NON à la hausse des écolages

de: Léa Ziegler, campagnes jeunes

Par un arrêté, le Conseil d'Etat neuchâtelois augmente les écolages des écoles supérieures. Le SSP conteste cette décision et rappelle que l’école publique n’a pas pour mission d’être - à fortiori - une composante économique, mais bien d’instruire l’ensemble de la population sans discrimination et ainsi maintenir les compétences au sein de notre canton.

Communiqué de presse

Alors même qu’il projette une baisse de la fiscalité tant pour les personnes physiques que pour les entreprises, tout en cherchant à rétablir les finances du canton par des mesures qui touchent avant tout les prestations et la fonction publique, le Conseil d’Etat neuchâtelois publie un arrêté qui double les écolages des écoles supérieures (ES) à plein temps et fait passer les examens fédéraux et fédéraux supérieurs de la gratuité à 3200.- .

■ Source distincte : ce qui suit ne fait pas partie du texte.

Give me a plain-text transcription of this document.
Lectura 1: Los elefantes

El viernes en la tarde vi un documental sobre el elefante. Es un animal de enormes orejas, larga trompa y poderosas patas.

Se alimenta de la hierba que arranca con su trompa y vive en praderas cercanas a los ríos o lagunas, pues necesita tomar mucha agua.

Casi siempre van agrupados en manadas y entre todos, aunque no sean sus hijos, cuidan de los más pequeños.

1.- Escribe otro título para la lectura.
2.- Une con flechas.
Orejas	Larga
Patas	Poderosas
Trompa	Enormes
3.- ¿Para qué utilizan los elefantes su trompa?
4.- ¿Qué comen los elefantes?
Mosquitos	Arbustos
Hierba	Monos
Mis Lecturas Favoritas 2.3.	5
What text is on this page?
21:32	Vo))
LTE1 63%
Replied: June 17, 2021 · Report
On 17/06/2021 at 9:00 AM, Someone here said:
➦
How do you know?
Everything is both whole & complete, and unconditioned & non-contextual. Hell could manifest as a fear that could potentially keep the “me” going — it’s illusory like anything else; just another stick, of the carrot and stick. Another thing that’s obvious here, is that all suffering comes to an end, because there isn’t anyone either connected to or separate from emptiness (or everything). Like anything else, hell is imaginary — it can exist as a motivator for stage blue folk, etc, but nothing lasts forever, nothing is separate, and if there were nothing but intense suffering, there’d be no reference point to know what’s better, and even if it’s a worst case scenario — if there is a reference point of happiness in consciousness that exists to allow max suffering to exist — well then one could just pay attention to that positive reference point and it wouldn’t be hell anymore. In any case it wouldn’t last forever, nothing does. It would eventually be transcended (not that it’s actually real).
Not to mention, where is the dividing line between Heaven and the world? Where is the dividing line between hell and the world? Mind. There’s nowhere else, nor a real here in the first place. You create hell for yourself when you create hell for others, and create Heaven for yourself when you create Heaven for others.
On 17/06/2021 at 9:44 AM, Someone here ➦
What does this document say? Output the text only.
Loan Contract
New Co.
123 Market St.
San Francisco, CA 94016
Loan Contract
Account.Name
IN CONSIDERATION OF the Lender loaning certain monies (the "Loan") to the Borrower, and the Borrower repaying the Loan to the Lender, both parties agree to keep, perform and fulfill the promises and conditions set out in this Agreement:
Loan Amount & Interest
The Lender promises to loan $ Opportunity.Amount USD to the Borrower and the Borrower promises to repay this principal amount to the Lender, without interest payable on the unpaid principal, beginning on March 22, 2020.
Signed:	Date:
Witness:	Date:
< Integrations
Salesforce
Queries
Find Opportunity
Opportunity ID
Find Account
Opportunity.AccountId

Le Syndicat des Services Publics (SSP) s’oppose fermement à ces augmentations lourdes de conséquences, qui reportent une fois de plus la note sur les personnes les plus précaires de notre canton, cette fois-ci les étudiants.

Pour le SSP, cette décision met en outre en péril le fonctionnement, voire la pérennité même des écoles supérieures neuchâteloises. Certes, certaines filières existent aussi en cours d’emploi, mais les lieux de pratiques sont denrée rare et ne répondent pas à l’ensemble de la demande.

Une formation telle qu’Education de l’Enfance (EDE), qui, elle, n’existe qu’à temps plein, risque de pâtir lourdement de ces hausses, voire même de disparaître : des écoles similaires s’implantent en effet dans les cantons voisins en raison d’une forte demande de la profession. Ces écoles bénéficient de la mobilité intercantonale des étudiants et exigent des écolages bien moins élevés (de 720 à 1000.-, contre 2000.- pour Neuchâtel). Or l’EDE n’induit pas de frais d’exploitation très élevés ; ses écolages actuels et les contributions des cantons voisins pour leurs étudiants qui s’y forment contribuent aujourd’hui à financer les filières techniques, bien plus onéreuses.

Enfin, l’on sait bien que bon nombre d’étudiants finissent par s’établir dans le canton où ils ont effectué leur formation. Alors même que l’Etat de Neuchâtel cherche à attirer de nouveaux contribuables, il pousse ailleurs ses étudiants, dans lesquels il a investi durant des années, sans parler des enseignants, qui iront exercer leur profession dans les cantons voisins.

Le Conseil d’Etat prétend préférer cette hausse des écolages à la fermeture pure et simple de ses écoles supérieures. Aux yeux du SSP, l’un entraînera inévitablement l’autre.

Le SSP demande donc que lesdites dispositions soient retirées de « l’arrêté concernant les écolages dans les écoles publiques du canton » et que le renforcement des filières en dual, louable en soi, ne se fasse pas au prix de telles mesures contreproductives.